# Hood repair



## Tracto-man (May 31, 2017)

I've never done any kind of body work before, so I'll probably need to practice on something else first, but...

How would one go about repairing this hood? Body filler? Some cutting and welding? 

The grinding and such already done was done by the previous owner.

Any ideas are welcome. Should be some pics...


----------



## Pinion head (Jan 3, 2015)

Your '73's hood can only be repaired propperly through careful metal replacement. that style hood (NASA with the cowl vents in the rear) is only a 2 year usage hood. I've parted several '73 & '74 LeMans Sports & two '73 GTO's over the years which yielded 3 solid straight hoods. I wouldn't put any such '73 hood up there in value with a perfect '72 endura nose hood or a perfect original '69 RamAir or a '70 RamAir hood, but the '73 style of hood is not an easy one to find. 

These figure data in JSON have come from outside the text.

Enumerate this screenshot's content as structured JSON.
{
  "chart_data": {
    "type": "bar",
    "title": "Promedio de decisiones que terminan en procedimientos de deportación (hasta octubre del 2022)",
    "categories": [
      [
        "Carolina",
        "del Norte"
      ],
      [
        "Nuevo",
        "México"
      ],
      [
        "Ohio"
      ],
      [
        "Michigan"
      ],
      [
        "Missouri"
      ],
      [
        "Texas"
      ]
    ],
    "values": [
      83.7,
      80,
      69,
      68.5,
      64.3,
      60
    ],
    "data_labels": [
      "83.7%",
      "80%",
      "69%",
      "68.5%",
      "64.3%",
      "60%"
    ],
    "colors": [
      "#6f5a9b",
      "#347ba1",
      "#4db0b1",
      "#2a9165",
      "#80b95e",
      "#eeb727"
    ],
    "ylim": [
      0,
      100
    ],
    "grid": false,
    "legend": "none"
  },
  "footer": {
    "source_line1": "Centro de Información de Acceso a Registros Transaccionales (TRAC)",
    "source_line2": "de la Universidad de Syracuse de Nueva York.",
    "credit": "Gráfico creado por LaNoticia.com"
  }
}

On repairing the hood, I'd find a clean regular '73/74 or '75-77 LeMans hood, one that even if it was damaged by being folded up on a hood hinge, or had a bad scrape further back, the hood could be bought cheap. Several times a year I frequent several large longtime country yards which don't crush the old stuff. In yards like that, can still find a flat hood that can be used to remove repair sections. On your hood, I'd drill out all the spot welds on the leading edge on each side of the ironing board. I'd eventually do the same going back several inches on each side rail. Next I'd scribe a diagonal line on each side of the raised ironing board area. Personally, would want this scribed line on the flat if rust does not extend that far. Behind the rust, I'd scribe a line sideways from each side of the hood, till that prevous diagonal line intersected. After carefully cutting these scribed lines with a cutoff wheel, I'd remove the spot welds, upfront on the sides of hood. Though very careful measuring, I'd cut an oh so slightly larger panel from the donor hood. The trick is keeping the lines very straight, not getting sloppy. I have a bench mounted belt sander as well as several different type angle grinders & have even used Dremel tools which have came in very handy in getting such repair panels propperly lined up. Usually it takes quite a bit of time to get the cutoff edges of each panel perfect.

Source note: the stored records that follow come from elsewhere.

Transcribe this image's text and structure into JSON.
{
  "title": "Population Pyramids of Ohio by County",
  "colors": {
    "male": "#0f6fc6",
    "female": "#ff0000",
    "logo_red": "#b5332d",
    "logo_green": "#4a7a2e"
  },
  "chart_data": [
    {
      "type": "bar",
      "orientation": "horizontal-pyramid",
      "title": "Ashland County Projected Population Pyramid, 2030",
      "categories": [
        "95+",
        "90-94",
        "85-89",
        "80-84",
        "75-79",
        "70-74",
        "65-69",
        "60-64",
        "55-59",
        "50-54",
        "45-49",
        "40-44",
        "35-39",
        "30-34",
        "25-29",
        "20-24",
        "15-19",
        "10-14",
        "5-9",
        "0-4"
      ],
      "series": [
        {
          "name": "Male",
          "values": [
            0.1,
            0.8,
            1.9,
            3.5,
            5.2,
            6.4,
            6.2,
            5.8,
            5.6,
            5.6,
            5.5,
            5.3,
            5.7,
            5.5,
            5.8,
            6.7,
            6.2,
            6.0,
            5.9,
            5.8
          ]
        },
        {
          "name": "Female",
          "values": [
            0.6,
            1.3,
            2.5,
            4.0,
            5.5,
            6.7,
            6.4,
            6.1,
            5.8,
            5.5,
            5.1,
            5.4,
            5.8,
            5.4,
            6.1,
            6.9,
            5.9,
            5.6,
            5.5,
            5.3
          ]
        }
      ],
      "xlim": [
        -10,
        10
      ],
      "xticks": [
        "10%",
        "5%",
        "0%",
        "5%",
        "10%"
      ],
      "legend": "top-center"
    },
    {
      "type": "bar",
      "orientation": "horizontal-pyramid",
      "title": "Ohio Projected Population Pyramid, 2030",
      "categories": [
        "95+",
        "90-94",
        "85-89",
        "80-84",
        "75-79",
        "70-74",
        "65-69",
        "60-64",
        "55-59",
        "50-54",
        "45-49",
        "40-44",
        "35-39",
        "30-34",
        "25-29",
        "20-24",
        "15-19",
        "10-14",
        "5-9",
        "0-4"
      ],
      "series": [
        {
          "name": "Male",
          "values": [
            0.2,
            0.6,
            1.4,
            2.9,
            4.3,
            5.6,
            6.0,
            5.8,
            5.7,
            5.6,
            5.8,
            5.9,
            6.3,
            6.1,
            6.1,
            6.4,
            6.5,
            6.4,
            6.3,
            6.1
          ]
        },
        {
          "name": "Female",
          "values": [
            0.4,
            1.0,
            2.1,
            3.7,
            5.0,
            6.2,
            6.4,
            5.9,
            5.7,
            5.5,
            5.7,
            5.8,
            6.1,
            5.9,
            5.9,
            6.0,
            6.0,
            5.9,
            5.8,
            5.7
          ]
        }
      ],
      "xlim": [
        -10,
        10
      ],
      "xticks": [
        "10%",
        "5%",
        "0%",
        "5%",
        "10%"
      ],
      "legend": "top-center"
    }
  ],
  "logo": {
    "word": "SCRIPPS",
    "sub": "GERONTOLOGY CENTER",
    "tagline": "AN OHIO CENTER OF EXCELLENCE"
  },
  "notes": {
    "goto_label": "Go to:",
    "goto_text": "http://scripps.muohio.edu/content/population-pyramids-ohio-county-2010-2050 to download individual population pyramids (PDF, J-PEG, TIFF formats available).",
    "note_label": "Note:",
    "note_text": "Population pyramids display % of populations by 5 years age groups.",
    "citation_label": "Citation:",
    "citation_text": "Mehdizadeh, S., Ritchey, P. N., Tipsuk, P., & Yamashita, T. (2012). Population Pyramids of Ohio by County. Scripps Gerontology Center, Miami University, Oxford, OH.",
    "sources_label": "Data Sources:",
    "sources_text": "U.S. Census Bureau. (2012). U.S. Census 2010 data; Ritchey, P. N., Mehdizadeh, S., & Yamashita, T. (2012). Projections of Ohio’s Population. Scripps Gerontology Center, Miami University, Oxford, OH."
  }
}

As the front of the hood had serious rot to the outer structure (skin), I'd very carefully examine the underlying hood structure for any thinning, pinholing. I'd then tape off the outer skin, taping thick cardboard pieces to the top of the hood, only then would I spot blast the exposed under hood structure from the top side. Any errant blasting of the hood's skin on its top surface or from underneath can warp the hood skin, so one has to be very careful. IF blasting with the hood upside down, make sure with thuck cardboard, there is no path that sand or alum oxide can hit the backside of the hood skin. With the inner structure exposed I'd then repair any pin holes with the MIG. Any more extensive rust outs of the inner structure, those sections are going to have to be cutout & replaced with small pieces from the parts hood. 

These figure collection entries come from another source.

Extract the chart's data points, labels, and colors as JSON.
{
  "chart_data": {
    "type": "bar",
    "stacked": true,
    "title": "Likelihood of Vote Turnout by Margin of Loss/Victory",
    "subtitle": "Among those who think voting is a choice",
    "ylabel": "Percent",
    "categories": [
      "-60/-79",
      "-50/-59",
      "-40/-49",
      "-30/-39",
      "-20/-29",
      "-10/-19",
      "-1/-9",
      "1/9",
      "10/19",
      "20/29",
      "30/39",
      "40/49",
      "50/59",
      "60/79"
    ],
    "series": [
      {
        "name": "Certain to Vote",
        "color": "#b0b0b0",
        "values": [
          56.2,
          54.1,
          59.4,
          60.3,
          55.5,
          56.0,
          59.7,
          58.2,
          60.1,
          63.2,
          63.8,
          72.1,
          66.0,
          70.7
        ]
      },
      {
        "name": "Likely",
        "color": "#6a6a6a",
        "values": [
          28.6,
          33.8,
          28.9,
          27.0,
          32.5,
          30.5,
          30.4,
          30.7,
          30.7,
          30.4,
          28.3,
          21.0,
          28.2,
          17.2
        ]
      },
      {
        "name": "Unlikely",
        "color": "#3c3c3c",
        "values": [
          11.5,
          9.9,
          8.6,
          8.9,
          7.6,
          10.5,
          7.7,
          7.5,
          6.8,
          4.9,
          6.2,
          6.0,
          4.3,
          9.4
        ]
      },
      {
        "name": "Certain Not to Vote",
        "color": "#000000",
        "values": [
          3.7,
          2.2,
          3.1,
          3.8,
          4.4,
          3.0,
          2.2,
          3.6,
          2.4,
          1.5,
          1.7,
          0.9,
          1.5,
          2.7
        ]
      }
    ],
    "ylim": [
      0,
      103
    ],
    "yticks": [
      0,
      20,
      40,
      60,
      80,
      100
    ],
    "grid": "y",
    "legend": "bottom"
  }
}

Once everything is fine with the inner structure & the two repair panels have been prepared for butt welding, personally I would not attempt the welding repair, mention that though Im pretty good with my Miller MIG. Instead, i would get with a local contact who is less than 3/4 a mile away, & have him apply weld though primer on the flange areas, then carefully tack weld, & slowly use his TIG welder to butt weld each repair panel to the hood. it's a slow process, or you will get warpage. I'm not a fan of POR15 & Eastwood Rust Encapsulator, ESP as a top coat on suspension pieces & many other areas where it is so many times misused. Either product does have a use being drizzled down in hidden areas & eventually I'd carefully set the hood up on each side & one by one let which ever product run down into the seams & corners of the hood & the inner structure. Best to you on working toward a long term hidden repair.


----------



## Tracto-man (May 31, 2017)

Thank you so much for taking the time to write that all out! 

I'll start keeping an eye out for a LeMans hood...


----------



## Bruce Dodds (Sep 29, 2017)

good info


----------